Introduction: Antibiotic resistance is now a serious problem for world health. Antibiotics are used excessively and frequently inappropriately in medicine, agriculture, and livestock, which has sped up the creation of resistant infections and rendered many conventional treatments useless. According to the World Health Organization, if antimicrobial resistance (AMR) is not controlled, it may result in millions of deaths every year by 2050.
Genetic factors have a major role in shaping resistance. Bacteria can neutralize, avoid, or expel medications through mutations, horizontal gene transfer, and gene control. Gaining knowledge of these processes is essential for comprehending how resistance develops and how to overcome it. In addition, nanotechnology provides creative answers. Because of their distinct physicochemical characteristics, nanoparticles (NPs) can either function directly as antimicrobial agents or enhance the effectiveness of traditional antibiotics. The main genetic pathways of bacterial resistance are highlighted in this overview, along with tactics based on nanotechnology that aim to combat it.

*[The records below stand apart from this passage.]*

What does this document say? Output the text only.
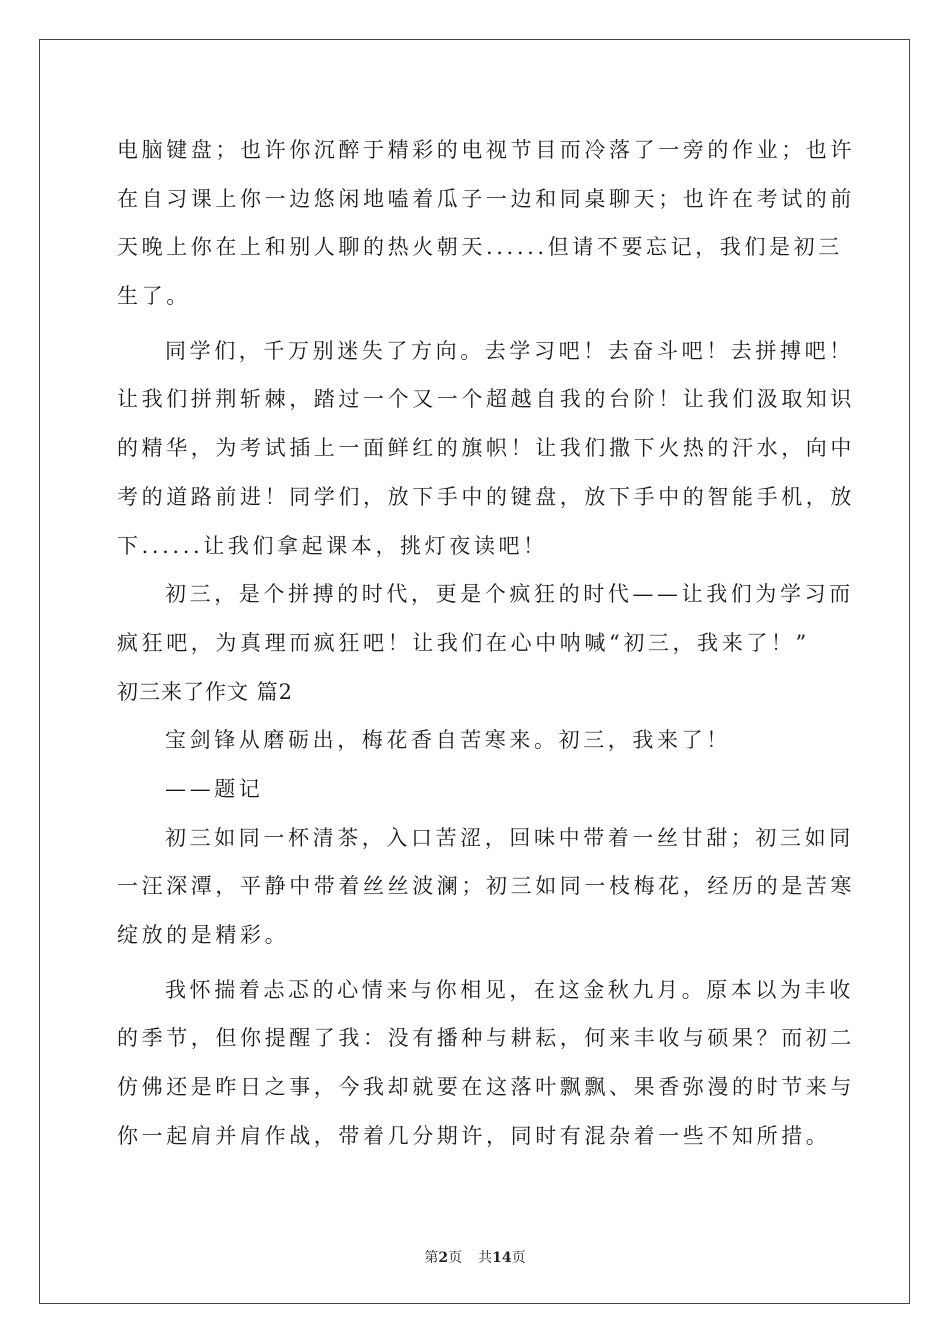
电脑键盘；也许你沉醉于精彩的电视节目而冷落了一旁的作业；也许
在自习课上你一边悠闲地嗑着瓜子一边和同桌聊天；也许在考试的前
天晚上你在上和别人聊的热火朝天......但请不要忘记，我们是初三
生了。
同学们，千万别迷失了方向。去学习吧！去奋斗吧！去拼搏吧！
让我们拼荆斩棘，踏过一个又一个超越自我的台阶！让我们汲取知识
的精华，为考试插上一面鲜红的旗帜！让我们撒下火热的汗水，向中
考的道路前进！同学们，放下手中的键盘，放下手中的智能手机，放
下......让我们拿起课本，挑灯夜读吧！
初三，是个拼搏的时代，更是个疯狂的时代——让我们为学习而
疯狂吧，为真理而疯狂吧！让我们在心中呐喊“初三，我来了！”
初三来了作文 篇2
宝剑锋从磨砺出，梅花香自苦寒来。初三，我来了！
——题记
初三如同一杯清茶，入口苦涩，回味中带着一丝甘甜；初三如同
一汪深潭，平静中带着丝丝波澜；初三如同一枝梅花，经历的是苦寒
绽放的是精彩。
我怀揣着忐忑的心情来与你相见，在这金秋九月。原本以为丰收
的季节，但你提醒了我：没有播种与耕耘，何来丰收与硕果？而初二
仿佛还是昨日之事，今我却就要在这落叶飘飘、果香弥漫的时节来与
你一起肩并肩作战，带着几分期许，同时有混杂着一些不知所措。
第2页 共14页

Methods: The scientific literature published between 2015 and 2025 was compiled in this review. Keyword combinations like bacterial resistance, genetic processes, nanoparticles, and nanotechnology were used to search databases like PubMed, Scopus, and Web of Science. The included articles addressed nanotechnology-based antimicrobial methods and genetic determinants of resistance (e.g., mutations, plasmids, efflux pumps). Excluded were studies with no mechanistic detail or those had no bearing on genetics or nanoscience. To find recurring themes and new solutions, a selection of articles were examined.
Results: Several genetic mechanisms contribute to resistance. Antibiotic targets are frequently altered by chromosomal changes. For instance, resistance to fluoroquinolones is conferred by mutations in parC or gyrA. Critical resistance genes like blaCTX-M and blaNDM, which encode β-lactamases that can break down cephalosporins and carbapenems, are distributed horizontally through plasmids and transposons. Genes such as marA and soxS are part of regulatory networks that boost efflux pump activity, which lowers intracellular antibiotic concentrations. Furthermore, reversible resistance states can be created by epigenetic processes such DNA methylation. These results collectively demonstrate that bacterial resistance is dynamic, flexible, and impacted by both regulatory and genetic variables.
Conclusion: Bacterial resistance is driven by a complex interplay of genetic mutations, horizontal gene transfer, and regulatory adaptation. These mechanisms enable rapid survival against antibiotic stress, making resistance a moving target. Nanotechnology introduces new opportunities to overcome this challenge, either by direct antimicrobial action or by enhancing current drugs. While promising, nanoparticle-based therapies must be carefully evaluated for safety, stability, and cost-effectiveness before large-scale clinical application. Integrating genetic knowledge with nanoscience could pave the way toward precision therapies that slow resistance and restore the power of antibiotics.